Un appel au débat national sur le nucléaire au cœur d'une crise électrique
La Tunisie est, selon un expert du secteur, engagée dans une crise énergétique structurelle causée par un déséquilibre croissant entre l'offre et la demande d'électricité. Intervenant le 3 août 2026 sur Jawhara FM, l'ingénieur et spécialiste en énergie Fouad Ali a estimé que la situation pourrait se prolonger plusieurs années et que le pays doit anticiper l'évolution des besoins, notamment sous l'effet du développement des véhicules électriques et des centres de données.

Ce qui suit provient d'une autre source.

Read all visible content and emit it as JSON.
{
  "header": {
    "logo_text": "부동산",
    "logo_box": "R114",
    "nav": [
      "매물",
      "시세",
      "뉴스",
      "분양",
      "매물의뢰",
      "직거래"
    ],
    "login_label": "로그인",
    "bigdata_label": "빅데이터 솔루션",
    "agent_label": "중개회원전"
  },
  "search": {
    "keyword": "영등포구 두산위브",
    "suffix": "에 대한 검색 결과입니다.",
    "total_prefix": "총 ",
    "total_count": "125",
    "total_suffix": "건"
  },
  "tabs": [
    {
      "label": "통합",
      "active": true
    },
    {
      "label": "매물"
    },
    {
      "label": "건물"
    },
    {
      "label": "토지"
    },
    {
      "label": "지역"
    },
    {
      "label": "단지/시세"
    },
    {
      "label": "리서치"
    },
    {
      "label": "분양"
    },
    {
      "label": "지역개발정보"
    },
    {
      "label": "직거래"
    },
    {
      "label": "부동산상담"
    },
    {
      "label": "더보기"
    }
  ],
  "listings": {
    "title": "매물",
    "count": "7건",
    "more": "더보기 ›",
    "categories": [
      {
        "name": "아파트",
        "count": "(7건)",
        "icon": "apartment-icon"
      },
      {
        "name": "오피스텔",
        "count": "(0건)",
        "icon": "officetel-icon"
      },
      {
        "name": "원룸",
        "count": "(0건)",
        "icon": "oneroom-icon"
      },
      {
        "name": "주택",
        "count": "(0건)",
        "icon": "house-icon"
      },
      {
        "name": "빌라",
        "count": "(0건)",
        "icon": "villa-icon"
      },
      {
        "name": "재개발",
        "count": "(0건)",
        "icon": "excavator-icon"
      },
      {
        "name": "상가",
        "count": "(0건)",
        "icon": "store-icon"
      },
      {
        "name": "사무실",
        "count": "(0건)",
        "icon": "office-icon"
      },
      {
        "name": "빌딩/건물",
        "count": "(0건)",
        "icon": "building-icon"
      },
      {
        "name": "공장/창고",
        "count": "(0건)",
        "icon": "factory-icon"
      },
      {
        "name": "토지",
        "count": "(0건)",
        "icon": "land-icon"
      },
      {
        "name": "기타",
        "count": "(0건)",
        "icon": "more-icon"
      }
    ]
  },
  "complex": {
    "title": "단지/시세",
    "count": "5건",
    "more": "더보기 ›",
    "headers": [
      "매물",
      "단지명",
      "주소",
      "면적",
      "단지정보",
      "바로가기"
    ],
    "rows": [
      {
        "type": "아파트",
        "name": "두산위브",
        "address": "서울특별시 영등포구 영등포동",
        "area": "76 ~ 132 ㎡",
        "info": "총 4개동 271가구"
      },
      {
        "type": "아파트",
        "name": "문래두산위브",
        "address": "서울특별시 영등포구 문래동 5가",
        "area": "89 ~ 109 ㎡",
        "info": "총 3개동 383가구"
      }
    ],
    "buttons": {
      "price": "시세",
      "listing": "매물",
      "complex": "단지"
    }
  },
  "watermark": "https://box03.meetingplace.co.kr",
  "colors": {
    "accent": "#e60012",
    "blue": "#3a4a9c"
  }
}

Pour l'expert, la question du nucléaire n'est plus uniquement théorique : «Il faudra inévitablement ouvrir un débat national sérieux sur l’énergie nucléaire afin de garantir les besoins énergétiques du pays», a-t-il déclaré, appelant à une réflexion publique et politique sur les choix de long terme du mix électrique tunisien.
« Il faudra inévitablement ouvrir un débat national sérieux sur l’énergie nucléaire afin de garantir les besoins énergétiques du pays »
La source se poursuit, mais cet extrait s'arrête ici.